On November 20, 2020, American Tower Corporation (AMT) announced the completion of a significant registered public offering of senior unsecured notes, raising approximately $1.68 billion in aggregate net proceeds. This offering comprised three tranches: $500 million of 0.600% notes due 2024, $650 million of 1.500% notes due 2028, and $550 million of 2.950% notes due 2051. The company plans to utilize these proceeds primarily to repay existing indebtedness under its revolving credit facility and for general corporate purposes, which could include acquisitions, working capital needs, or refinancing other debt. This debt issuance is structured under an existing Base Indenture, supplemented by a new Supplemental Indenture No. 7. The terms of the new notes include various maturity dates and interest rates, with semi-annual interest payments. The indenture includes standard covenants that limit the company's ability to merge, sell assets, or incur liens beyond certain thresholds, while also outlining events of default and potential acceleration of the debt. This move demonstrates AMT's strategy to manage its capital structure and fund growth opportunities through strategic debt financing.

Key Highlights

  • 1AMT successfully raised approximately $1.68 billion in net proceeds from a public offering of senior unsecured notes.

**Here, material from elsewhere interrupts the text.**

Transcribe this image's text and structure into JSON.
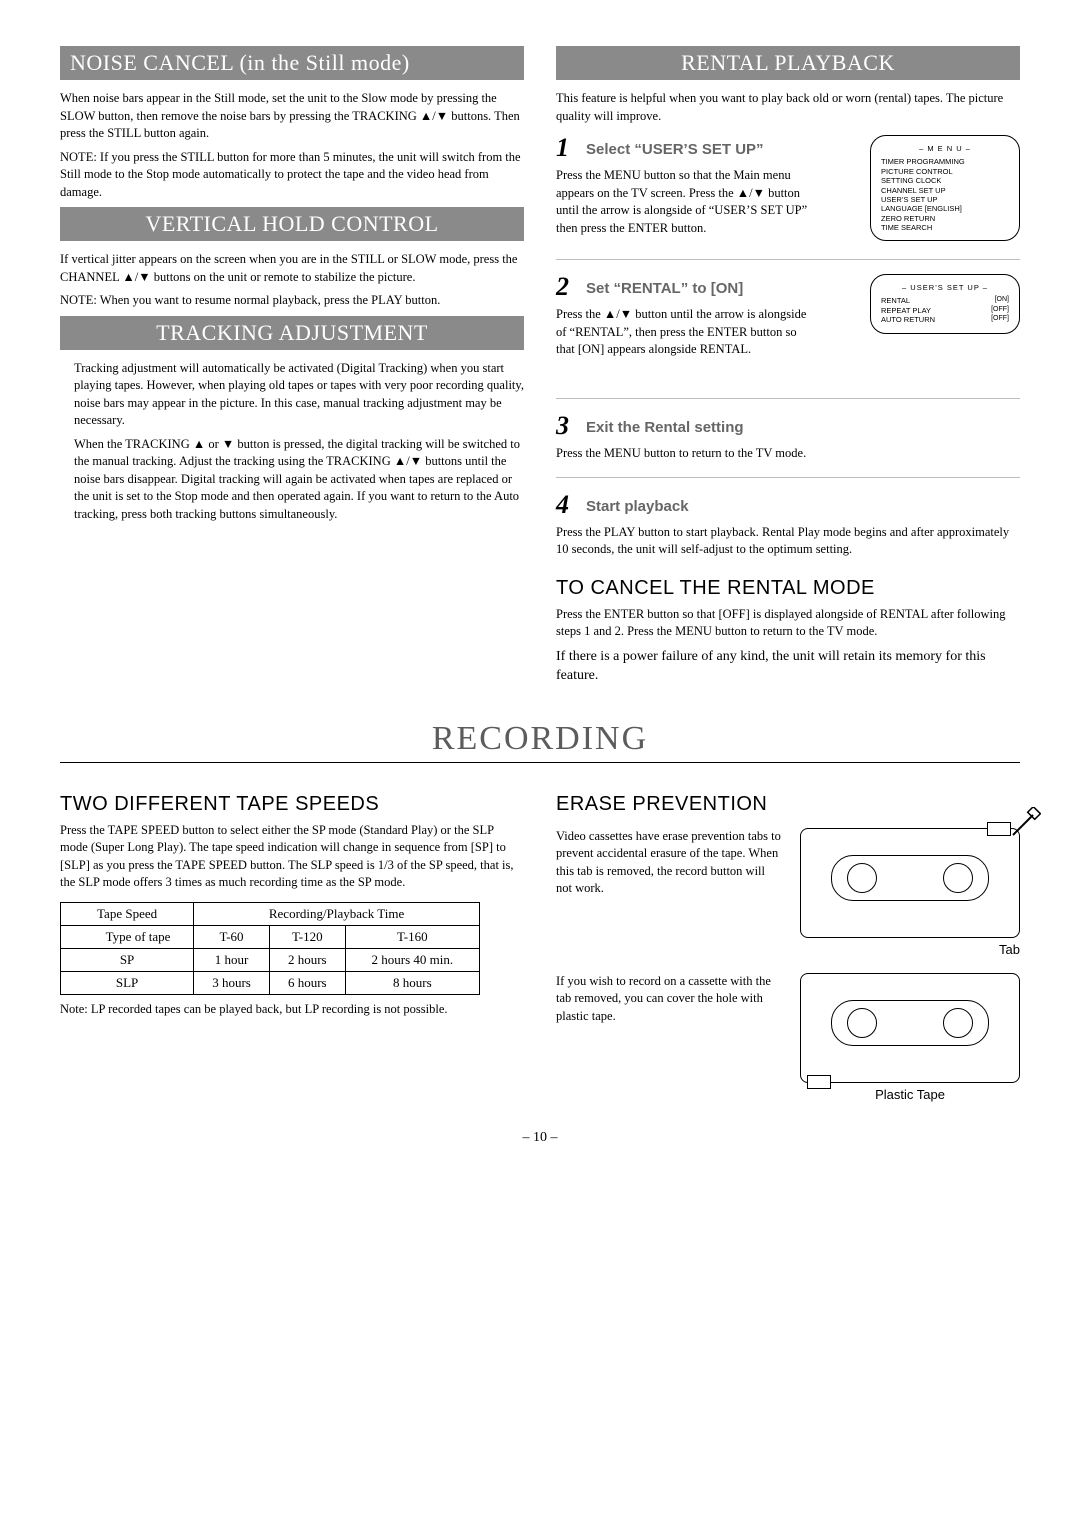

  • 2The offering consisted of $500 million in 0.600% notes due 2024, $650 million in 1.500% notes due 2028, and $550 million in 2.950% notes due 2051.
  • 3Net proceeds are earmarked for repaying existing debt under its revolving credit facility and for general corporate purposes, including potential acquisitions.
  • 4The notes are governed by an indenture that includes covenants limiting mergers, asset sales, and the incurrence of liens, with a cap based on 3.5x Adjusted EBITDA.
  • 5The indenture specifies events of default, including payment defaults, covenant breaches, and bankruptcy/insolvency events, which could lead to accelerated debt repayment.
  • 6The company retains the option to redeem the notes early, with specific make-whole provisions for earlier redemptions and a change of control provision triggering a potential repurchase at 101% of principal.